Personal Branding Transcends Personal Selling

Everything, everyone is a brand. And why not? If you find yourself in a highly competitive position, your goal is to stand out from the crowd.

There was a time when it was far more preferable to conform. The 1950’s through the early 1960’s was a time when everyone wanted a piece of the new American Dream. And to achieve that dream, the culture dictated that you had to fit in. Developments of brand new two-to-three-bedroom cookie cutter houses on small plots of land popped up in the suburbs. Men went to work in factories or offices where they all dressed exactly alike in dark suits, white shirts, and ties. The notion of personal branding would have been absurd.

Now, we all want to be different. Like everyone else. The new conformity is to show off your uniqueness by choosing your own singular set of influences and affectations as if from a multi-cultural tapas bar.

We also live in a more competitive time. The march toward wealth disparity and consolidation into fewer and fewer hands keeps increasing while the middle class disappears. For the first time in our history, young people cannot expect their quality of life to be better than previous generations.

It should be no surprise that personal branding has emerged as viable strategy to get noticed and chosen in this environment. Has it gone too far? Do we really need to be “brands” more than people? Instead of discovering your “authentic self,” is it, in practice, a shallow, dehumanizing exercise that pushes us to be a “type,” someone other than who we really are? If approached from a cynical, cursory perspective, personal branding can indeed be all those things.

But I choose to think of personal branding not from a perspective of “being chosen” – by a recruiter, a company, someone on a dating site or anyone else. Rather, the considerable value of of personal branding lies in self-understanding, which in turn leads to the ability to lead a purpose driven life and take control over the “choosing” yourself.

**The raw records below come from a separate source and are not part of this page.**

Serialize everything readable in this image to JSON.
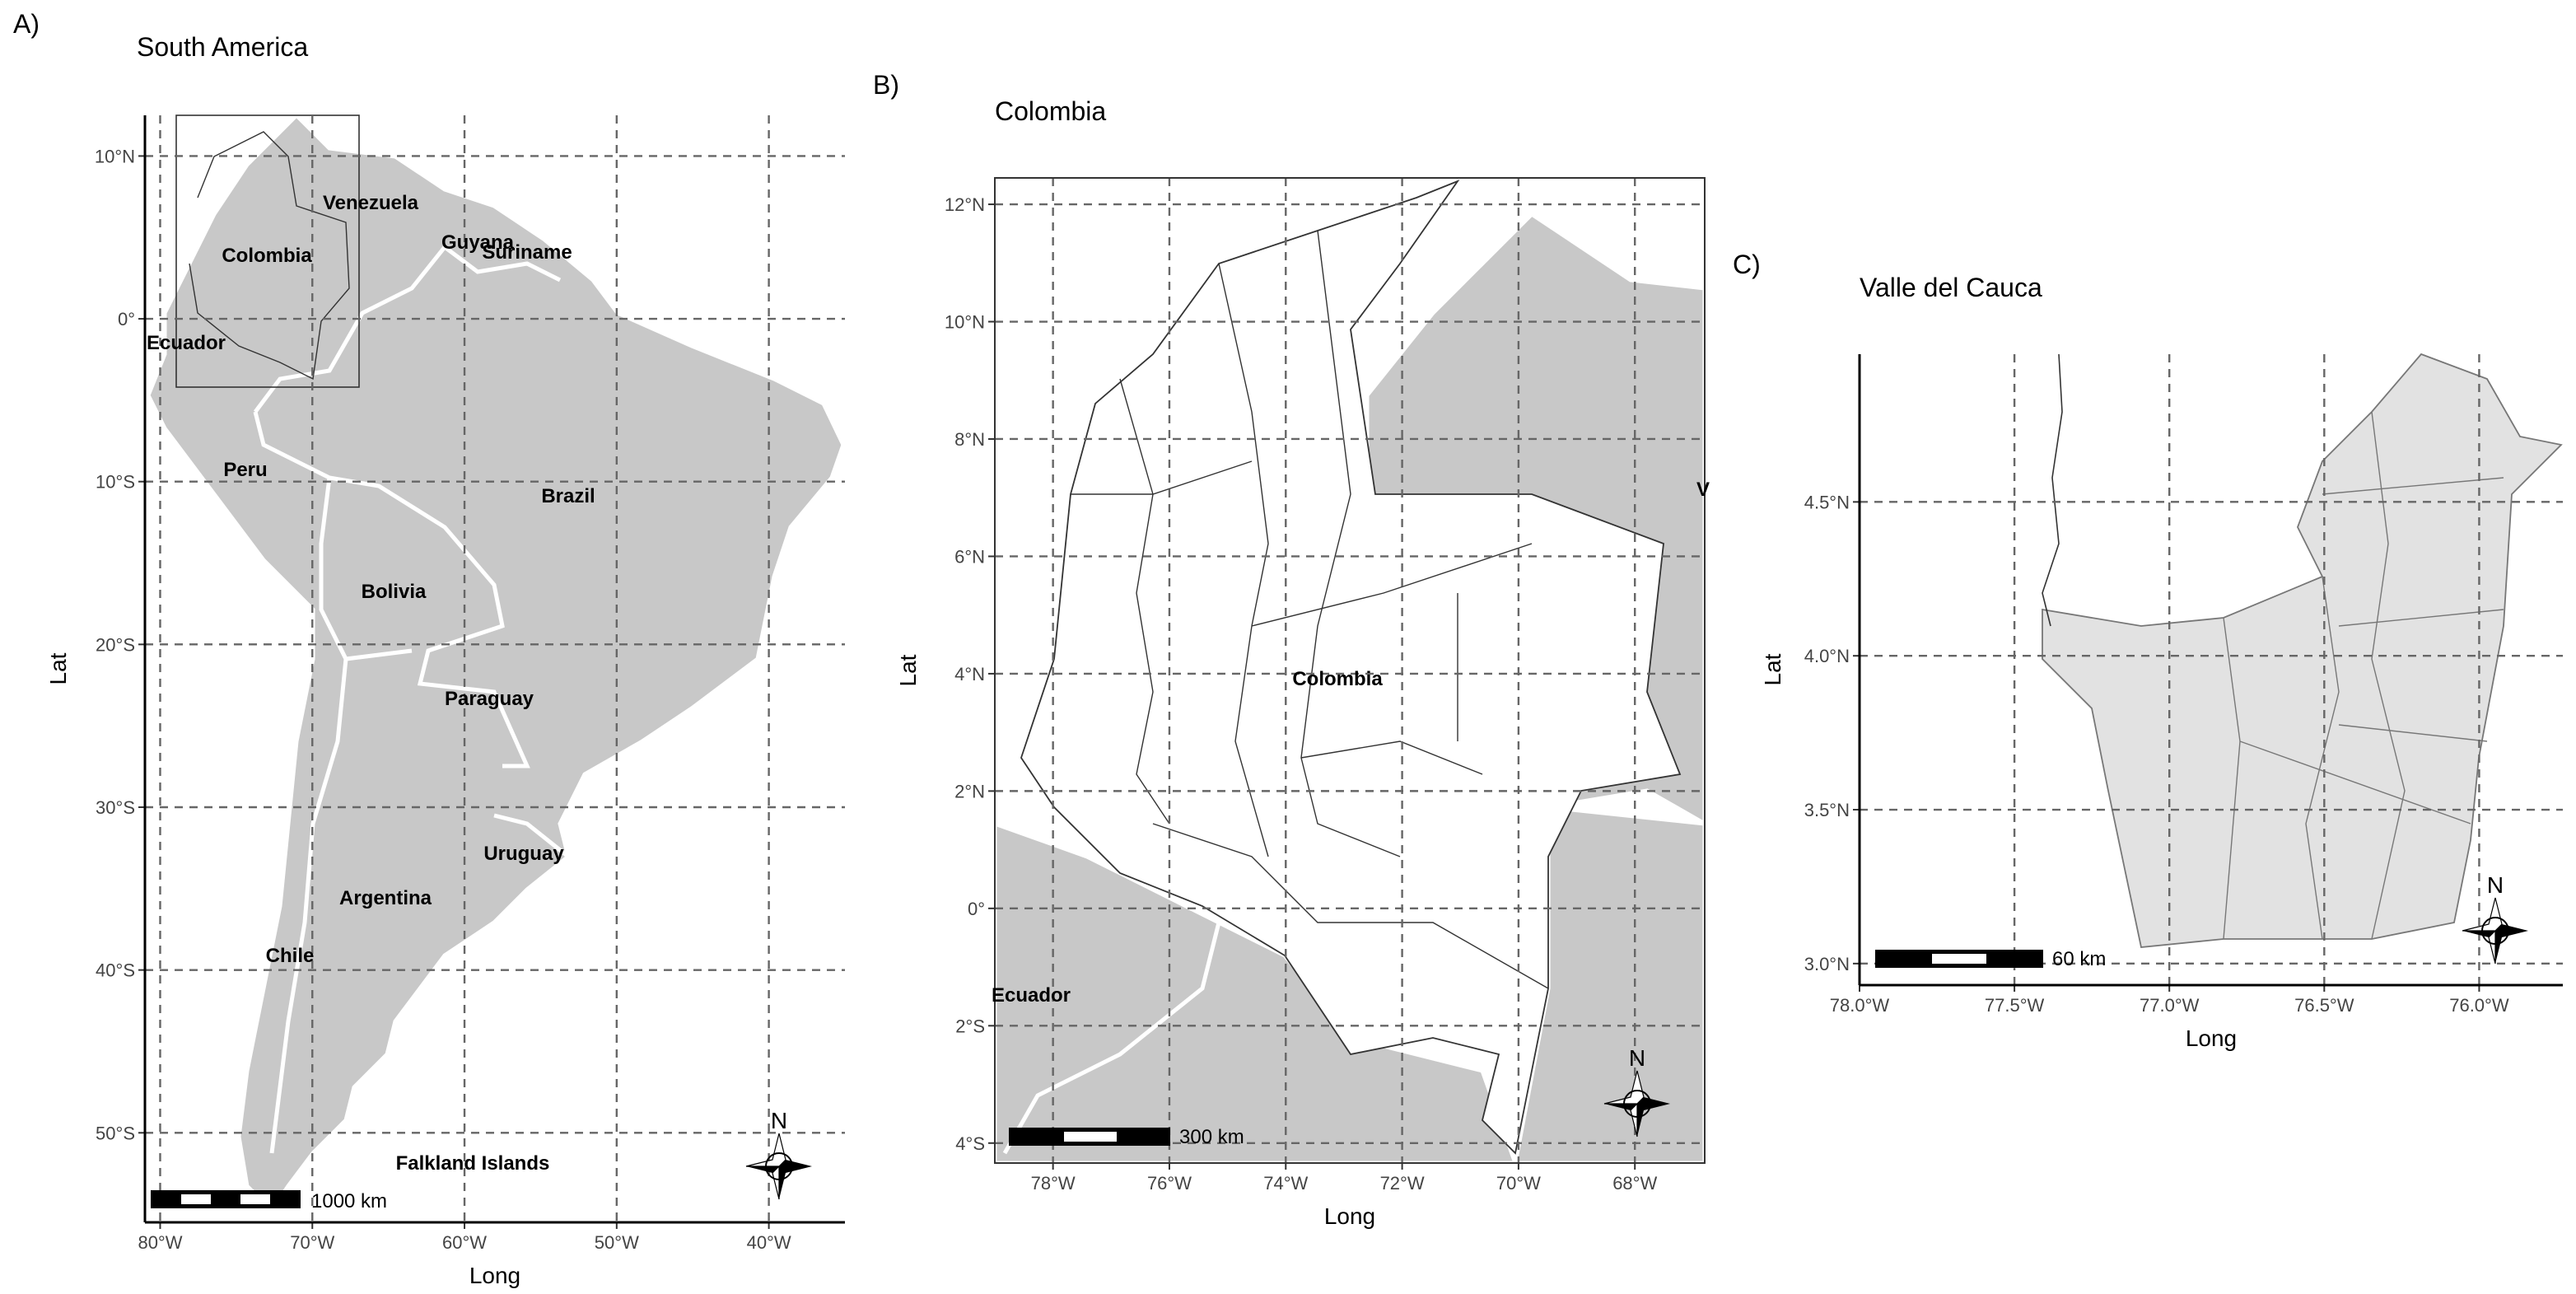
{
  "panels": [
    {
      "letter": "A)",
      "title": "South America",
      "xlabel": "Long",
      "ylabel": "Lat",
      "xlim": [
        -81,
        -35
      ],
      "ylim": [
        -55.5,
        12.5
      ],
      "xticks": [
        {
          "value": -80,
          "label": "80°W"
        },
        {
          "value": -70,
          "label": "70°W"
        },
        {
          "value": -60,
          "label": "60°W"
        },
        {
          "value": -50,
          "label": "50°W"
        },
        {
          "value": -40,
          "label": "40°W"
        }
      ],
      "yticks": [
        {
          "value": 10,
          "label": "10°N"
        },
        {
          "value": 0,
          "label": "0°"
        },
        {
          "value": -10,
          "label": "10°S"
        },
        {
          "value": -20,
          "label": "20°S"
        },
        {
          "value": -30,
          "label": "30°S"
        },
        {
          "value": -40,
          "label": "40°S"
        },
        {
          "value": -50,
          "label": "50°S"
        }
      ],
      "places": [
        "Venezuela",
        "Guyana",
        "Suriname",
        "Colombia",
        "Ecuador",
        "Peru",
        "Brazil",
        "Bolivia",
        "Paraguay",
        "Uruguay",
        "Argentina",
        "Chile",
        "Falkland Islands"
      ],
      "scale_label": "1000 km",
      "north": "N"
    },
    {
      "letter": "B)",
      "title": "Colombia",
      "xlabel": "Long",
      "ylabel": "Lat",
      "xlim": [
        -79.0,
        -66.8
      ],
      "ylim": [
        -4.34,
        12.45
      ],
      "xticks": [
        {
          "value": -78,
          "label": "78°W"
        },
        {
          "value": -76,
          "label": "76°W"
        },
        {
          "value": -74,
          "label": "74°W"
        },
        {
          "value": -72,
          "label": "72°W"
        },
        {
          "value": -70,
          "label": "70°W"
        },
        {
          "value": -68,
          "label": "68°W"
        }
      ],
      "yticks": [
        {
          "value": 12,
          "label": "12°N"
        },
        {
          "value": 10,
          "label": "10°N"
        },
        {
          "value": 8,
          "label": "8°N"
        },
        {
          "value": 6,
          "label": "6°N"
        },
        {
          "value": 4,
          "label": "4°N"
        },
        {
          "value": 2,
          "label": "2°N"
        },
        {
          "value": 0,
          "label": "0°"
        },
        {
          "value": -2,
          "label": "2°S"
        },
        {
          "value": -4,
          "label": "4°S"
        }
      ],
      "places": [
        "Colombia",
        "Ecuador",
        "V"
      ],
      "scale_label": "300 km",
      "north": "N"
    },
    {
      "letter": "C)",
      "title": "Valle del Cauca",
      "xlabel": "Long",
      "ylabel": "Lat",
      "xlim": [
        -78.0,
        -75.73
      ],
      "ylim": [
        2.93,
        4.98
      ],
      "xticks": [
        {
          "value": -78.0,
          "label": "78.0°W"
        },
        {
          "value": -77.5,
          "label": "77.5°W"
        },
        {
          "value": -77.0,
          "label": "77.0°W"
        },
        {
          "value": -76.5,
          "label": "76.5°W"
        },
        {
          "value": -76.0,
          "label": "76.0°W"
        }
      ],
      "yticks": [
        {
          "value": 4.5,
          "label": "4.5°N"
        },
        {
          "value": 4.0,
          "label": "4.0°N"
        },
        {
          "value": 3.5,
          "label": "3.5°N"
        },
        {
          "value": 3.0,
          "label": "3.0°N"
        }
      ],
      "scale_label": "60 km",
      "north": "N"
    }
  ]
}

I once had a boss, a president of a major ad agency, who asked me in my first interview about how many agencies were in my original job search. “A lot!” was my response. I just wanted to “get my foot in the door” and get my career started. Surely, it would be easy to adapt to the culture of whichever agency graced me with an offer.

He told me that I went about it all wrong. When he was looking for his first job, he thoroughly researched the advertising industry and its biggest and best agencies. He chose the one he felt was best matched to his values, personality, temperament, and other key attributes.  Plan B consisted of three other agencies – just four in total – that were also meticulously screened.

Superior matchmaking, based on his carefully thought-out criteria, won the day as his first choice came through. He stayed at this agency for 15 years, working his way up from entry level to General Manager of a major regional office before moving on to become president of the agency where he hired me.

It was a great lesson in how to approach a job interview, hammering home the importance of knowing who you are and leveraging that understanding to zero in on those in your target who are aligned with your values – that is, you “get” them and they “get” you.

That’s the real value of personal branding. It’s an understanding of what you bring to the world, knowing how you are truly different than others, and having a blueprint for living as expressed in well-defined values. Values that must be shared by any company where you’d consider working – or any person with whom you’d consider spending time.